Monday, September 15, 2014

Tightly Woven Strengths

Three strengths that took me a long time to cultivate and are very tightly woven are...

1. Helping students get excited about reading.  I admit, my students didn't always care that much about reading.  Part of the problem was the books that I selected for them to read - things that I liked or that I thought they "should" read.  Sometimes, it turned out well, but more often than not, I was met with resistance.

Over the years, I learned to choose books that were challenging, but also engaging and fun.  It helped if they were banned somewhere.  Or if the content was somewhat scandalous.  Not that I let them read "trash," just something trashy enough to get them hooked.
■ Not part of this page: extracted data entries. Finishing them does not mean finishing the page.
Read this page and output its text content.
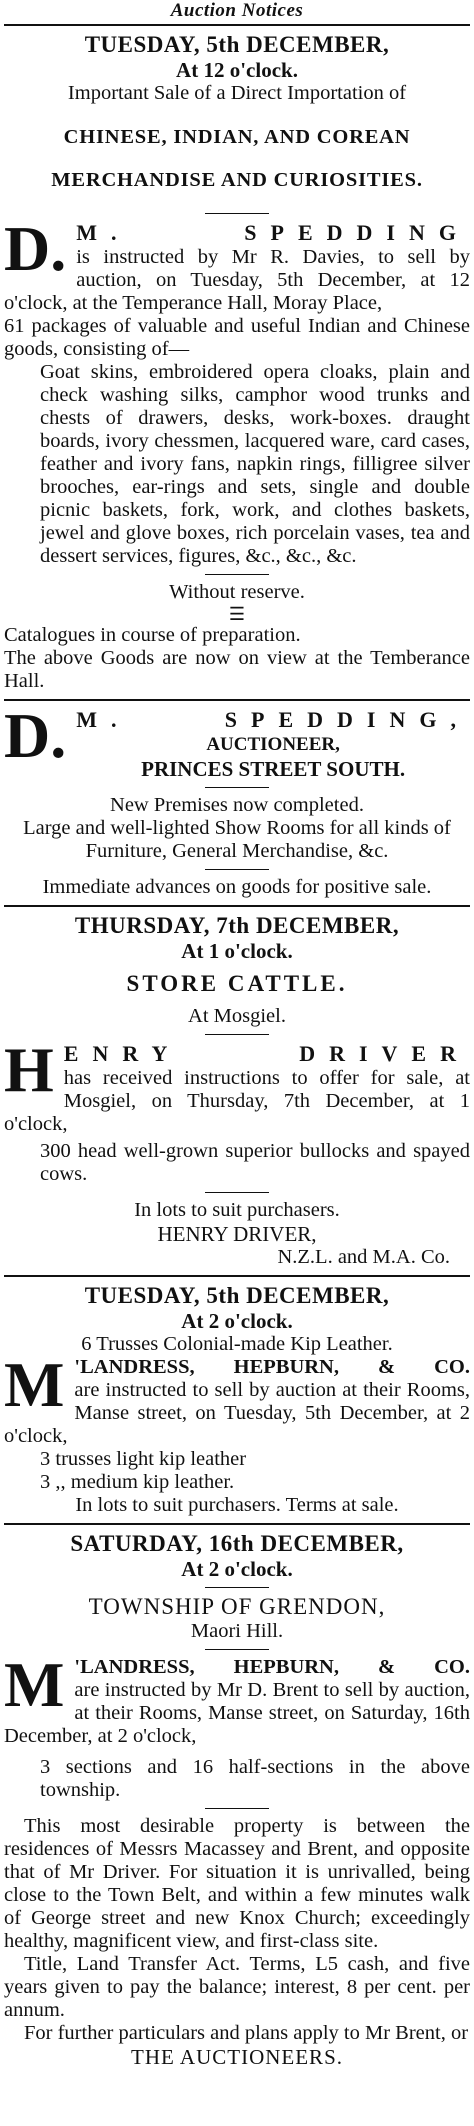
Auction Notices

TUESDAY, 5th DECEMBER,

At 12 o'clock.

Important Sale of a Direct Importation of

CHINESE, INDIAN, AND COREAN

MERCHANDISE AND CURIOSITIES.

D. M. SPEDDING

is instructed by Mr R. Davies, to sell by auction, on Tuesday, 5th December, at 12 o'clock, at the Temperance Hall, Moray Place,

61 packages of valuable and useful Indian and Chinese goods, consisting of—

Goat skins, embroidered opera cloaks, plain and check washing silks, camphor wood trunks and chests of drawers, desks, work-boxes. draught boards, ivory chessmen, lacquered ware, card cases, feather and ivory fans, napkin rings, filligree silver brooches, ear-rings and sets, single and double picnic baskets, fork, work, and clothes baskets, jewel and glove boxes, rich porcelain vases, tea and dessert services, figures, &c., &c., &c.

Without reserve.

☰

Catalogues in course of preparation.

The above Goods are now on view at the Temberance Hall.

D. M. SPEDDING,

AUCTIONEER,

PRINCES STREET SOUTH.

New Premises now completed.

Large and well-lighted Show Rooms for all kinds of Furniture, General Merchandise, &c.

Immediate advances on goods for positive sale.

THURSDAY, 7th DECEMBER,

At 1 o'clock.

STORE CATTLE.

At Mosgiel.

H ENRY DRIVER

has received instructions to offer for sale, at Mosgiel, on Thursday, 7th December, at 1 o'clock,

300 head well-grown superior bullocks and spayed cows.

In lots to suit purchasers.

HENRY DRIVER,

N.Z.L. and M.A. Co.

TUESDAY, 5th DECEMBER,

At 2 o'clock.

6 Trusses Colonial-made Kip Leather.

M 'LANDRESS, HEPBURN, & CO.

are instructed to sell by auction at their Rooms, Manse street, on Tuesday, 5th December, at 2 o'clock,

3 trusses light kip leather

3 ,, medium kip leather.

In lots to suit purchasers. Terms at sale.

SATURDAY, 16th DECEMBER,

At 2 o'clock.

TOWNSHIP OF GRENDON,

Maori Hill.

M 'LANDRESS, HEPBURN, & CO.

are instructed by Mr D. Brent to sell by auction, at their Rooms, Manse street, on Saturday, 16th December, at 2 o'clock,

3 sections and 16 half-sections in the above township.

This most desirable property is between the residences of Messrs Macassey and Brent, and opposite that of Mr Driver. For situation it is unrivalled, being close to the Town Belt, and within a few minutes walk of George street and new Knox Church; exceedingly healthy, magnificent view, and first-class site.

Title, Land Transfer Act. Terms, L5 cash, and five years given to pay the balance; interest, 8 per cent. per annum.

For further particulars and plans apply to Mr Brent, or

THE AUCTIONEERS.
Additionally, I learned to give them fun ways to respond to their reading.  Often, we Tweet.  Sometimes we write.  Mostly we engage in class discussions....

2. Leading a good class discussion.  The word "leading" is somewhat misleading, because I learned to avoid that role as much as I can.  Instead, I teach students the art of discussion - reading the body language of others, learning to add on to someone else's comment, how to challenge someone's opinion and how to redirect when things get off topic.  We use a tool that has helped us monitor the quality of the discussion and keep track of the contributions of everyone.  We keep the record as a reference for both discussion topics and performance.  The added benefit for me is that focusing on filling out the form keeps me from directing the discussion.  Click here to get the Discussion Tool.  It has helped me to be more a listener and less of a director.  Also, giving students an opportunity to TALK in meaningful ways is just plain fun...
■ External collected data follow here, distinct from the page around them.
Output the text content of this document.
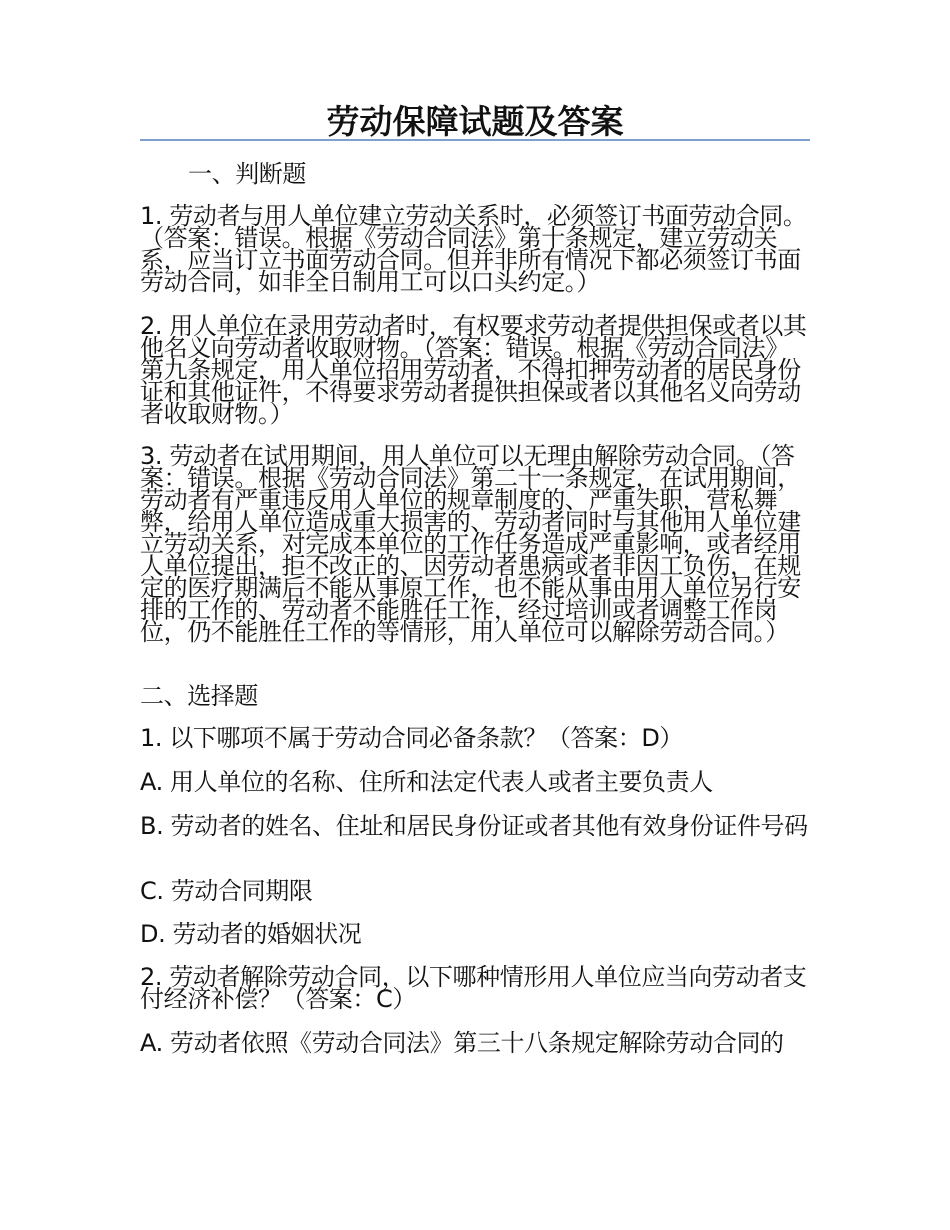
劳动保障试题及答案
一、判断题
1. 劳动者与用人单位建立劳动关系时，必须签订书面劳动合同。（答案：错误。根据《劳动合同法》第十条规定，建立劳动关系，应当订立书面劳动合同。但并非所有情况下都必须签订书面劳动合同，如非全日制用工可以口头约定。）
2. 用人单位在录用劳动者时，有权要求劳动者提供担保或者以其他名义向劳动者收取财物。（答案：错误。根据《劳动合同法》第九条规定，用人单位招用劳动者，不得扣押劳动者的居民身份证和其他证件，不得要求劳动者提供担保或者以其他名义向劳动者收取财物。）
3. 劳动者在试用期间，用人单位可以无理由解除劳动合同。（答案：错误。根据《劳动合同法》第二十一条规定，在试用期间，劳动者有严重违反用人单位的规章制度的、严重失职，营私舞弊，给用人单位造成重大损害的、劳动者同时与其他用人单位建立劳动关系，对完成本单位的工作任务造成严重影响，或者经用人单位提出，拒不改正的、因劳动者患病或者非因工负伤，在规定的医疗期满后不能从事原工作，也不能从事由用人单位另行安排的工作的、劳动者不能胜任工作，经过培训或者调整工作岗位，仍不能胜任工作的等情形，用人单位可以解除劳动合同。）
二、选择题
1. 以下哪项不属于劳动合同必备条款？（答案：D）
A. 用人单位的名称、住所和法定代表人或者主要负责人
B. 劳动者的姓名、住址和居民身份证或者其他有效身份证件号码
C. 劳动合同期限
D. 劳动者的婚姻状况
2. 劳动者解除劳动合同，以下哪种情形用人单位应当向劳动者支付经济补偿？（答案：C）
A. 劳动者依照《劳动合同法》第三十八条规定解除劳动合同的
3. My class is really fun.  I pride myself in my ability to keep things moving and make learning fun.  That doesn't always mean we play games, but sometimes we do.  Class favorites include The Lightning Round (where you have to answer or pass within a few seconds) or Which Doesn't Belong (sort of obvious).  Mostly, though, I like to crack jokes, keep things competitive enough so that every one tries, give everyone an opportunity to lead/teach.
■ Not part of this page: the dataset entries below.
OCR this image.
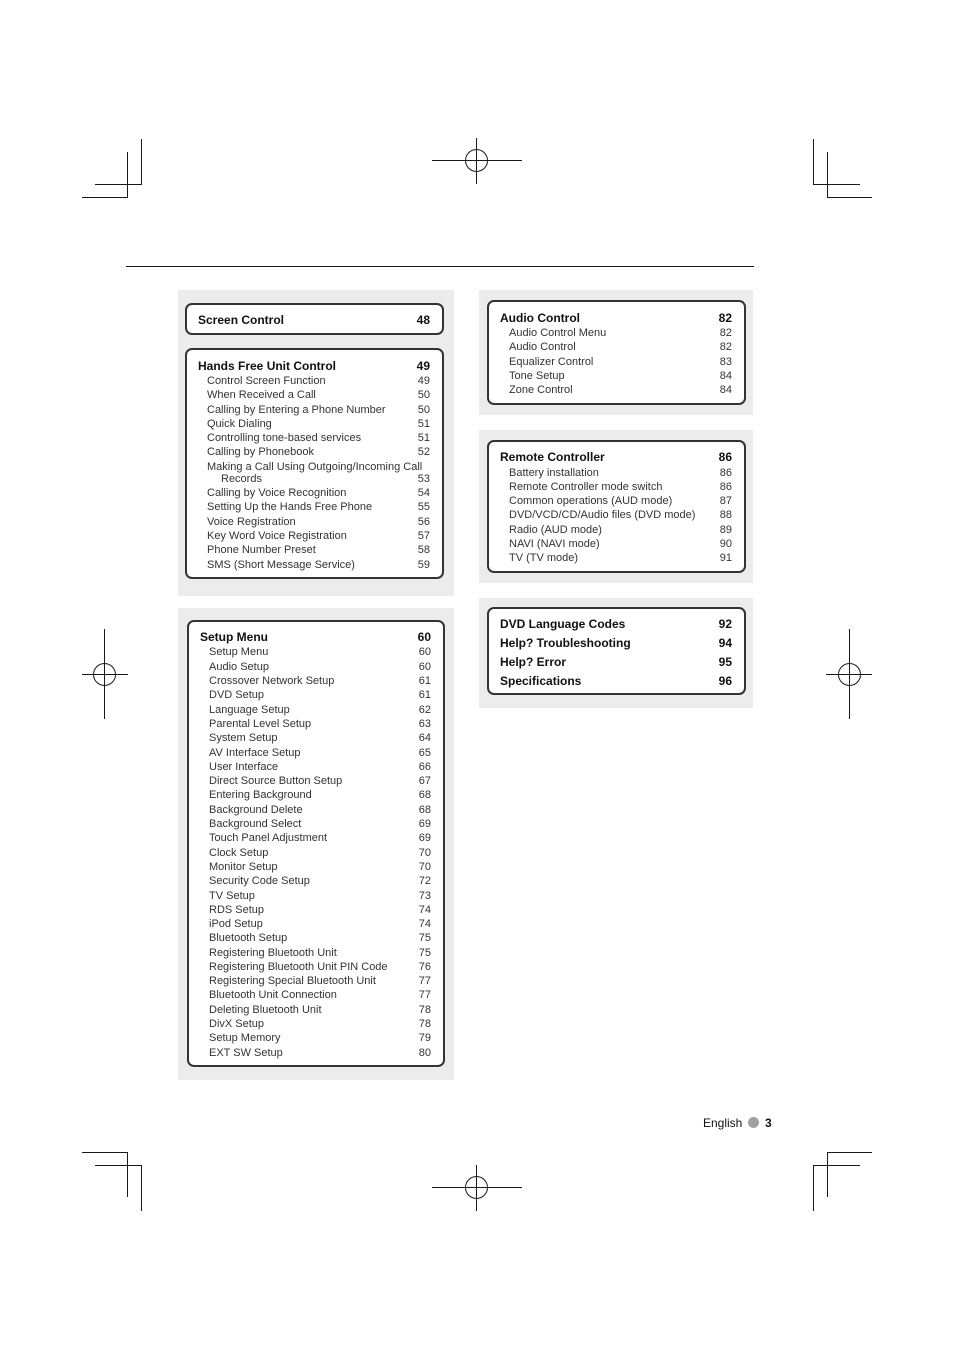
Screen Control	48
Hands Free Unit Control	49
Control Screen Function	49
When Received a Call	50
Calling by Entering a Phone Number	50
Quick Dialing	51
Controlling tone-based services	51
Calling by Phonebook	52
Making a Call Using Outgoing/Incoming Call
Records	53
Calling by Voice Recognition	54
Setting Up the Hands Free Phone	55
Voice Registration	56
Key Word Voice Registration	57
Phone Number Preset	58
SMS (Short Message Service)	59
Setup Menu	60
Setup Menu	60
Audio Setup	60
Crossover Network Setup	61
DVD Setup	61
Language Setup	62
Parental Level Setup	63
System Setup	64
AV Interface Setup	65
User Interface	66
Direct Source Button Setup	67
Entering Background	68
Background Delete	68
Background Select	69
Touch Panel Adjustment	69
Clock Setup	70
Monitor Setup	70
Security Code Setup	72
TV Setup	73
RDS Setup	74
iPod Setup	74
Bluetooth Setup	75
Registering Bluetooth Unit	75
Registering Bluetooth Unit PIN Code	76
Registering Special Bluetooth Unit	77
Bluetooth Unit Connection	77
Deleting Bluetooth Unit	78
DivX Setup	78
Setup Memory	79
EXT SW Setup	80
Audio Control	82
Audio Control Menu	82
Audio Control	82
Equalizer Control	83
Tone Setup	84
Zone Control	84
Remote Controller	86
Battery installation	86
Remote Controller mode switch	86
Common operations (AUD mode)	87
DVD/VCD/CD/Audio files (DVD mode) 88
Radio (AUD mode)	89
NAVI (NAVI mode)	90
TV (TV mode)	91
DVD Language Codes	92
Help? Troubleshooting	94
Help? Error	95
Specifications	96
English 3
My reward?  Not only does all this "fun" enhance the understanding of all, but it is motivating enough to keep students on their toes.  They learn pretty quickly that in order to participate in the "fun" of my class, you have to be prepared, wait your turn and show respect to everyone (including yourself).  My students work really hard - but they don't always realize it and they rarely complain!


  1. Nancy, I so agree with your "discussion" comment! And I am so excited to see someone else who diagrams discussions like I do!!!!

  2. Thank you for sharing the discussion tool. I have been looking for something like this. Great post, Nancy!